I took 13 writing assignments for money in the next six days, which basically means I’m royally fucked. In order to finish them (and get paid enough to make up for the Minkpink summer dresses I bought yesterday), I need to stay as far away from this blog as I can possibly get. Which basically means I can’t open the Tumblr page. Or think. Or read the news. Or have human interactions.

But before I do that, I wanted to write quickly about my experience reading last night. I’m not a trained writer — I’m not an artisté. No one has ever asked me to read anything in public before, and I’m not sure they will very frequently in the future. 

But I guess I enjoyed it. I spend some much time writing in my own head that I don’t really know how other people respond to it in a visceral sense. To be honest, I don’t even know how I myself respond to it. Usually, the voice in my head is pretty impassive — I see words as…I don’t fucking know, I think I see them as having weights that need to be balanced, like in a physics problem. Standing up there in front of an audience, I shook so hard when I was reading them that I was afraid my leg was going to give out from underneath me. 

I was pretty sure that I was bright red — I could feel the blood pumping up through my face and neck like a fucking geyser. But when I asked people afterwards if they could tell that I was trembling and burning up like I had typhoid fever, most of them just said that my voice only shook at the emotional, appropriate times. “Emotional times?” I asked them. 

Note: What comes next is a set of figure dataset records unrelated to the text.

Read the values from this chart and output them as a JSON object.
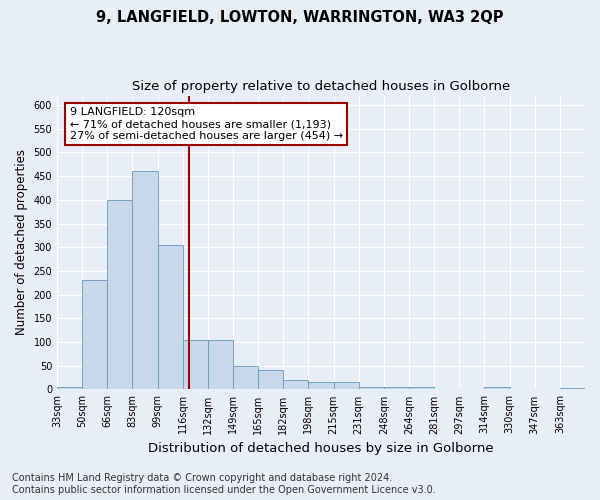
{
  "title": "9, LANGFIELD, LOWTON, WARRINGTON, WA3 2QP",
  "subtitle": "Size of property relative to detached houses in Golborne",
  "xlabel": "Distribution of detached houses by size in Golborne",
  "ylabel": "Number of detached properties",
  "footer_line1": "Contains HM Land Registry data © Crown copyright and database right 2024.",
  "footer_line2": "Contains public sector information licensed under the Open Government Licence v3.0.",
  "bin_labels": [
    "33sqm",
    "50sqm",
    "66sqm",
    "83sqm",
    "99sqm",
    "116sqm",
    "132sqm",
    "149sqm",
    "165sqm",
    "182sqm",
    "198sqm",
    "215sqm",
    "231sqm",
    "248sqm",
    "264sqm",
    "281sqm",
    "297sqm",
    "314sqm",
    "330sqm",
    "347sqm",
    "363sqm"
  ],
  "bar_heights": [
    5,
    230,
    400,
    460,
    305,
    105,
    105,
    50,
    40,
    20,
    15,
    15,
    5,
    5,
    5,
    0,
    0,
    5,
    0,
    0,
    2
  ],
  "bar_color": "#c8d8ea",
  "bar_edge_color": "#6699bb",
  "property_value_bin": 5,
  "vline_color": "#990000",
  "annotation_text": "9 LANGFIELD: 120sqm\n← 71% of detached houses are smaller (1,193)\n27% of semi-detached houses are larger (454) →",
  "annotation_bbox_color": "white",
  "annotation_bbox_edge": "#990000",
  "ylim": [
    0,
    620
  ],
  "yticks": [
    0,
    50,
    100,
    150,
    200,
    250,
    300,
    350,
    400,
    450,
    500,
    550,
    600
  ],
  "background_color": "#e8eef5",
  "plot_background": "#e8eef5",
  "grid_color": "white",
  "title_fontsize": 10.5,
  "subtitle_fontsize": 9.5,
  "annotation_fontsize": 8,
  "tick_fontsize": 7,
  "xlabel_fontsize": 9.5,
  "ylabel_fontsize": 8.5,
  "footer_fontsize": 7
}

Because I truly didn’t know that there were any emotional points in the reading. I thought that it was a sort of cruel glimpse into my terrible relationship with my ex-boyfriend, plus a bit about homeless men in Los Angeles, plus a bit about some sexual positions I prefer.

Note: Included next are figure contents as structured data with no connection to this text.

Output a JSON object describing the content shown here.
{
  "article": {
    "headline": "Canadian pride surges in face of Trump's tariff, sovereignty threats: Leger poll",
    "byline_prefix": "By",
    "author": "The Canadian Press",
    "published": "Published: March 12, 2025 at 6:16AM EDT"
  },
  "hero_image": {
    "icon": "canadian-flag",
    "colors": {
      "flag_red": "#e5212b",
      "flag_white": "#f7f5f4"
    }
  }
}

But then it occurred to me that all of this crap is coming out of me, and perhaps I do feel emotionally about it without even realizing. Hence the shaking. Hence the heat.

That’s sort of scary, no? You write stuff like it’s just a lot of nonsense you kind of are just spitting out from you brain, and then when you read it out loud after the fact, you have a violent physical reaction? It’s like the words have a life of their own, devoid of you, that can affect not only other people, but also yourself, when you read them. Or maybe it’s just that I have terrible performance anxiety.

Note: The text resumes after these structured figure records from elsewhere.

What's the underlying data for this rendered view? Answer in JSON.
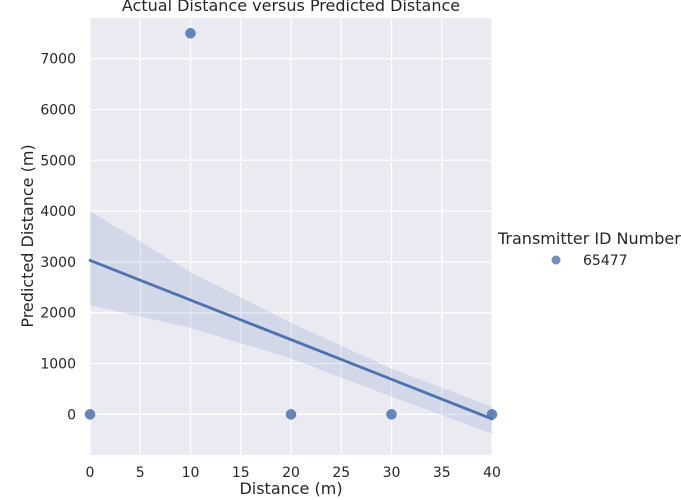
{
  "chart_data": {
    "type": "scatter",
    "title": "Actual Distance versus Predicted Distance",
    "xlabel": "Distance (m)",
    "ylabel": "Predicted Distance (m)",
    "xlim": [
      0,
      40
    ],
    "ylim": [
      -800,
      7800
    ],
    "xticks": [
      0,
      5,
      10,
      15,
      20,
      25,
      30,
      35,
      40
    ],
    "yticks": [
      0,
      1000,
      2000,
      3000,
      4000,
      5000,
      6000,
      7000
    ],
    "grid": true,
    "legend": {
      "title": "Transmitter ID Number",
      "position": "right"
    },
    "series": [
      {
        "name": "65477",
        "color": "#4c72b0",
        "points": [
          {
            "x": 0,
            "y": 0
          },
          {
            "x": 10,
            "y": 7500
          },
          {
            "x": 20,
            "y": 0
          },
          {
            "x": 30,
            "y": 0
          },
          {
            "x": 40,
            "y": 0
          }
        ],
        "regression": {
          "line": [
            {
              "x": 0,
              "y": 3030
            },
            {
              "x": 40,
              "y": -90
            }
          ],
          "ci_upper": [
            {
              "x": 0,
              "y": 4000
            },
            {
              "x": 10,
              "y": 2800
            },
            {
              "x": 20,
              "y": 1800
            },
            {
              "x": 30,
              "y": 900
            },
            {
              "x": 40,
              "y": 150
            }
          ],
          "ci_lower": [
            {
              "x": 0,
              "y": 2150
            },
            {
              "x": 10,
              "y": 1700
            },
            {
              "x": 20,
              "y": 1100
            },
            {
              "x": 30,
              "y": 350
            },
            {
              "x": 40,
              "y": -380
            }
          ]
        }
      }
    ]
  }
}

In any case, what I took away from the night was a lot of love. Nobody from my family of origin, as they say in fucking therapy, was there, but my chosen family really showed up. Their love emanated everywhere. None of them had read the essay before, but a lot felt like they had, that’s how well they know me.

Afterwards, we went out to dinner, led by Hairilyn. I have to say, if you’re in a pinch, and you can’t find a fucking table at a restaurant in Soho, you should hire Hairilyn to come down, sort out the situation, and order all of the food — she’s a fucking masterful decision maker.

Given that I was with my chosen family, we spent most of the meal talking about anal sex, and the different — and best — names for the perenium. Apparently, Sadie Lady said that when she walked back from the bathroom, the table beside us was just gazing in our direction, mouths open wide. “Whatever, bitch,” I can hear DEH saying.

I think I chose my family because they’re funny. But I also chose them because they’re like the earth — crusty surfaces, but deep, throbbing wells of kindness within. They’re not the people who walk into a party and make everyone feel less cool than they are. They’re the people who walk into a party, and talk to everyone, no matter what they’re wearing or where they went to school or what they do, and then leave with a funny little anecdote about each.

I drove my bike home alone, over the Manhattan Bridge. The air was cool. I rolled my sweatpants — I had changed by this point — up over my knees. I reveled in how strong my legs feel. A cab almost hit me — I started to yell expletives, but then saw that in the back, a blonde girl was mounting a meaty looking dude, and realized that the driver was just fatally distracted.

When I got back to my building, two girls were walking down the street in the darkness. “You gotta forget all that,” one was saying to the other. “I’m who you got. You don’t got your family. You don’t got him. You got me.”

And I thought that was the perfect end to the evening.